Well we differ, and here is where the core difference is:
I know what I can control and what I can't. How Scott or anyone IS happens to be on the list of things we DON'T control. As ambassadors to the hobby, what we can control is important. It's important because the hobby is attractive, and that attraction is what can get people to consider why it's attractive, and part of that is how it works as it does.
The expectation that it's all share and share alike is the norm for those in the hobby. Been true for a long time. That is why I have followed it for so long, and why I participate when inclined to do so. Communicating why that's of value is the best case move. From there, people make their choices. That's as good as it gets.

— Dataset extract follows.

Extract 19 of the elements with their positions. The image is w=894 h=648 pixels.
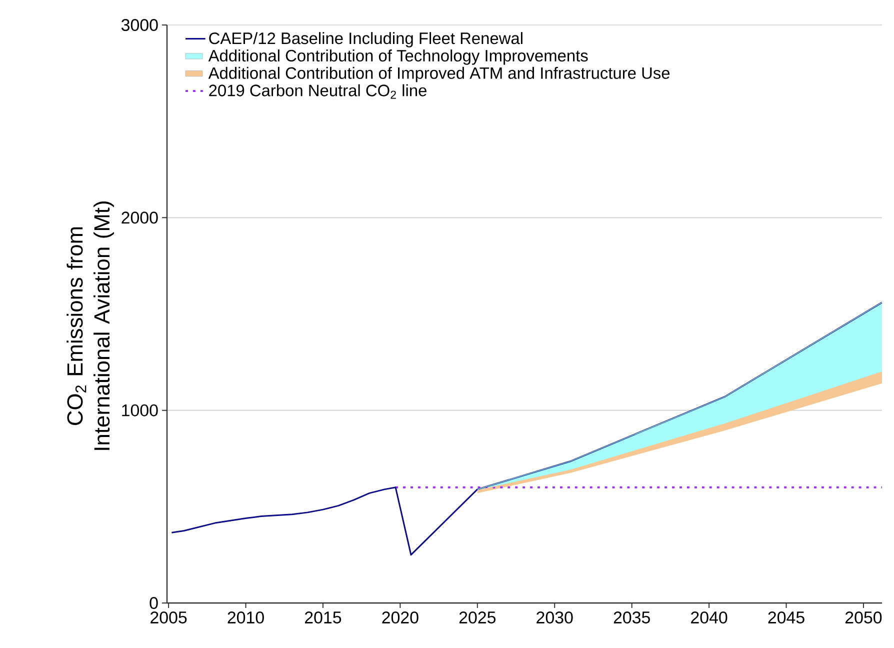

When newbies walk in, those norms can be seen. Where there is friction, any number of things can and will happen. How that goes is what I'm speaking to, and the "D" in QED. IMHO, no amount of shitty contributions, guilt, shame, anger, etc... will get somebody to participate on terms that are better aligned to the norms. Often the result is just a turn off, and people quietly leave the scene. Sometimes, they push back to make a point. My point here is the end game isn't good.
On the other hand, keeping the door open, interacting, building trust, making friends, sharing the fun parts to be shared, etc... shows how attractive the thing is, and the "door is open" for more. They can come to a place where maybe it makes sense for them, however they get there. Nobody can force that. Building walls does nobody any good.

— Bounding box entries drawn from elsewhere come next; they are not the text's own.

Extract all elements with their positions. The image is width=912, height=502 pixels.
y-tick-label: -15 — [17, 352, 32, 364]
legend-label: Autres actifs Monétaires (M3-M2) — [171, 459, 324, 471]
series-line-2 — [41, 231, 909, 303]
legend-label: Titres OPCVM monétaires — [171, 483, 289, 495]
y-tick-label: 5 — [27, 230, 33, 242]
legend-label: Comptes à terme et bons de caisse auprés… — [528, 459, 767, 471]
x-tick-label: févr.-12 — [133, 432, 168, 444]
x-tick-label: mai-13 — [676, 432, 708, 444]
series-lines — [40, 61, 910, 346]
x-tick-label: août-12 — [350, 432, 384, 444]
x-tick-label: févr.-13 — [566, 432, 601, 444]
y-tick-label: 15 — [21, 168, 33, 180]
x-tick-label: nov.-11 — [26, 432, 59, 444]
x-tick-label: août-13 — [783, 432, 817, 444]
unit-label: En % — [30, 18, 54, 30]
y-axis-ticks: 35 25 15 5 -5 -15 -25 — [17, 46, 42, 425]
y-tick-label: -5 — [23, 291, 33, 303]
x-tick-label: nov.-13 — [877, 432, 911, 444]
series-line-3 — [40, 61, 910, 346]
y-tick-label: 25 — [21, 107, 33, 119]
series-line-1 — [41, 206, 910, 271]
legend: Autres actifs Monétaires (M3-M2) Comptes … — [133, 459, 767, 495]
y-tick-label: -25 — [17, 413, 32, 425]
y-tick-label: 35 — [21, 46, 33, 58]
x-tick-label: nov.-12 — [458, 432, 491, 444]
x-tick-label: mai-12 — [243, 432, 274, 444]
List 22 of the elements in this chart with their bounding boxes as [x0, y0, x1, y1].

Finding common ground to build on does everybody good, without doing any bad. That's my point. We only benefit in the end.

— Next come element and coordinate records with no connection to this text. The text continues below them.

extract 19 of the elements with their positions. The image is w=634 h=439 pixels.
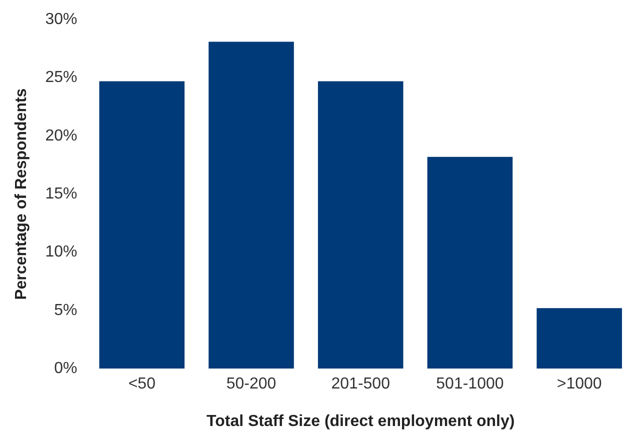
x-axis-title: Total Staff Size (direct employment only) <box>206 412 515 430</box>
y-tick-label: 10% <box>45 244 78 261</box>
y-tick-label: 20% <box>45 127 78 144</box>
bar <box>427 156 513 369</box>
x-tick-label: 50-200 <box>226 376 276 393</box>
y-tick-label: 25% <box>45 69 78 86</box>
y-tick-label: 5% <box>54 302 78 319</box>
y-axis-title: Percentage of Respondents <box>13 88 30 300</box>
y-tick-label: 30% <box>45 11 78 28</box>
x-tick-label: 201-500 <box>331 376 390 393</box>
x-tick-label: <50 <box>128 376 156 393</box>
bar <box>536 308 622 369</box>
bar <box>99 81 185 369</box>
x-tick-label: >1000 <box>556 376 602 393</box>
bar <box>208 42 294 369</box>
x-tick-label: 501-1000 <box>436 376 504 393</box>
y-tick-label: 0% <box>54 360 78 378</box>
bar <box>318 81 404 369</box>
y-tick-label: 15% <box>45 186 78 203</box>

A similar thing happened with Ian's project. Did it change anything? No. Will it ever? No.
I like Ian, I like Scott, and in fact, I pretty much like everybody. Even RT
Seriously, RT is cool. I don't agree with everybody, and how I would play it isn't how they may be inclined to play it. But, positive advocacy toward this hobby can rope more and better people in, more and better works, and it's all fun. Negative advocacy, shame, fear, anger, etc... just turns 'em off. The common bond here is the hobby. We need to respect that and demonstrate it's worth to others, not turn them off, or there won't be others, and it dies off.
I have no doubt this scenario would have played out differently had it been a net positive. The hobby is as attractive as we, the ambassadors of it, make it out to be. Where we do a good job on that, it grows and life is good. Where we do not, it shrinks, gets stale, and life is not good.
Edit: You said this: Problem is, we're a love-oriented community, much as it might pain some of our gruffer members to admit it. The best members try to give more than they take, and try to treat each other like friends.
Yeah, exactly. Growing that circle only happens when we keep the higher ground, door open. We didn't do that in this case, and so we lose out. No fault on that, only reality. I'm not blaming anybody for anything, simply stating that there could be better choices, and in the future people should consider them. Doing that is in all of our collective interests. Not doing that might feel good, but it's a net loss overall. This is why I'm a common ground, keep the door open kind of guy. No matter what the other party chooses to do, I benefit from that perspective. In other words, keeping the positive on the table means it could happen.
Negative? Door closed, next. Why do that? There is no gain. Frankly, there could be losses. Setting the expectation that we have some entitlement to a lot of what happens is a road nobody wants to go down. People who do have the right to check that just might decide some folks need to learn a lesson. Nobody wants that, and it could very well happen.
I'm done again. Negative gets everybody nowhere, and I'll stand on that point, this discussion case in point.
Edited by potatohead, Sun Jan 1, 2012 4:34 PM.